Заметим, однако, что «я» в последних фразах этого рассказа обретает слабую надежду, связанную с упомянутой им «третьей редакцией» — текстом, который юный рассказчик хочет передать «Луизе»; и эта надежда, как можно предположить, имеет некоторое, пусть и опосредованное, отношение к личности писателя. Именно эти несколько фраз, как ни странно, предвосхищают движение к «я» поэмы «Морские мегеры», венчающей тот период творчества Дефоре, который представлен в нашей книге.

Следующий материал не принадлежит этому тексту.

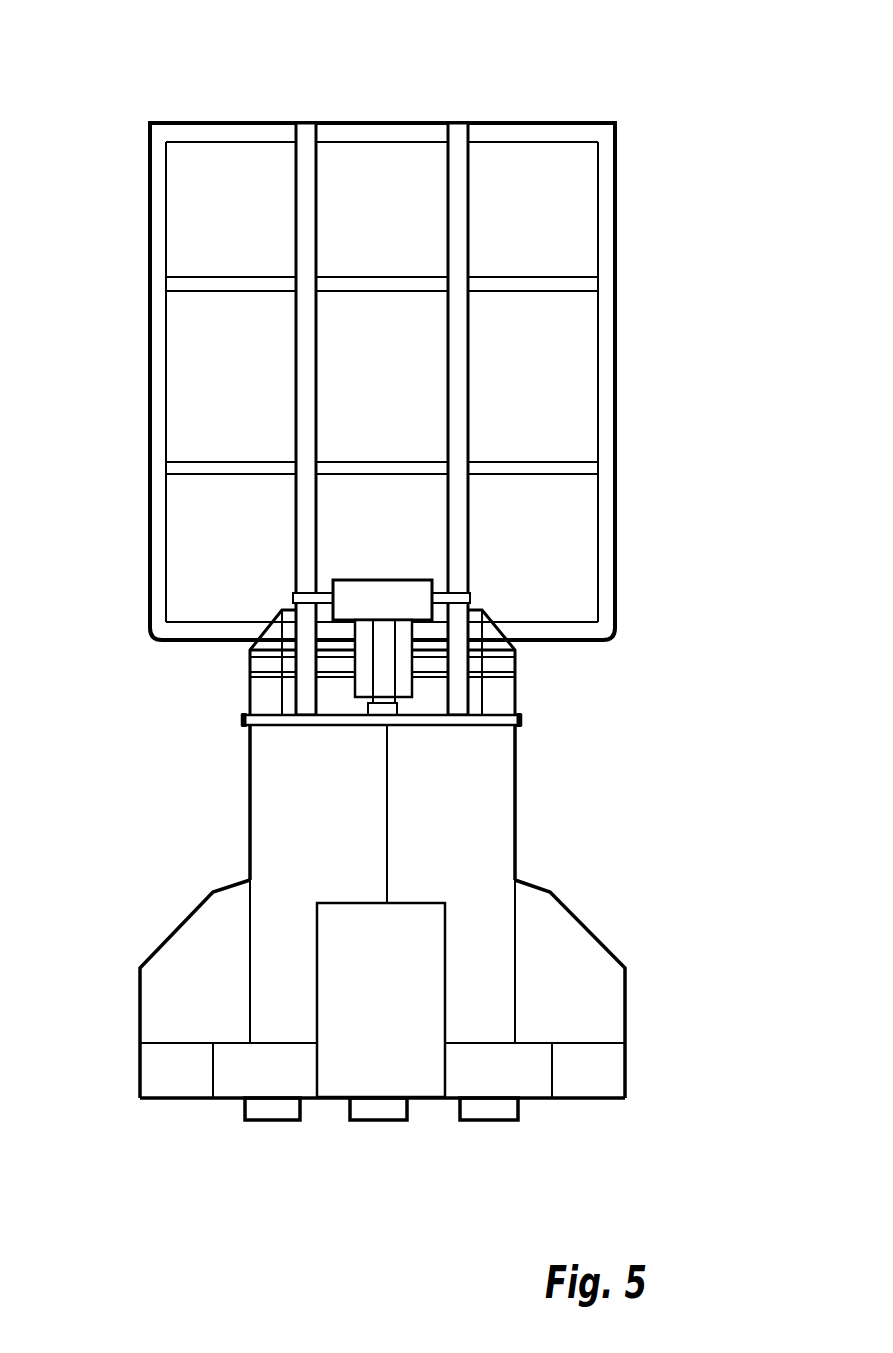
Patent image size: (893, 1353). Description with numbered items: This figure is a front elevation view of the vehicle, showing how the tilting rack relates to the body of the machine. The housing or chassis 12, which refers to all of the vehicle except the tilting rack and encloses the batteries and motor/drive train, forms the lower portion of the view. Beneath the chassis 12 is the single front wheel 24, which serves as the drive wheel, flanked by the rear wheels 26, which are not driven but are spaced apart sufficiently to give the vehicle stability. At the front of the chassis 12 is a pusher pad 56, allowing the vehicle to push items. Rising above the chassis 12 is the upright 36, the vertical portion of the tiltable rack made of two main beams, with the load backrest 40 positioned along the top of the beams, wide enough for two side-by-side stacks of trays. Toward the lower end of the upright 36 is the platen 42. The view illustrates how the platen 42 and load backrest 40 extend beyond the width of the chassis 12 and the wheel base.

The housing or chassis 12 is at (514, 797).
The front wheel 24 is at (377, 1123).
The rear wheels 26 is at (257, 1122).
The upright 36 is at (625, 317).
The load backrest 40 is at (492, 124).
The platen 42 is at (197, 960).
The pusher pad 56 is at (397, 1055).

Переход от графичной прозы сборника «Детская комната», несколько напоминающей французскую прозу XVII–XVIII веков, к бурлящей, красочной словесной массе «Мегер» выглядит настолько резким, что, несмотря на очевидную тематическую близость рассказов и поэмы, при первом чтении трудно поверить, что эти стихи написаны тем же пером. Вероятно, сдвиг должен чувствоваться и в русской версии, хотя перевод стеснен просодией другого языка, а элементы звукового строя поэмы, моделирующего, вне всякого сомненья, произвол природных стихий, — затянутый, неурегулированный стих (в оригинале — длиннее александрийского: 13, 15, а то и 17 слогов [45]) с «трудным», осложненным дислокациями синтаксисом, то возникающая, то исчезающая концевая рифма, множество ассонансов, аллитераций и т. п. [46], — отражены в русском тексте, естественно, не полностью и распределены несколько иначе (особенно пострадало название «Les Mégères de la mer», с невоспроизводимой омофонией la mer, «море», и la mére, «мать», и созвучием этих слов с les mègeres, «мегеры»).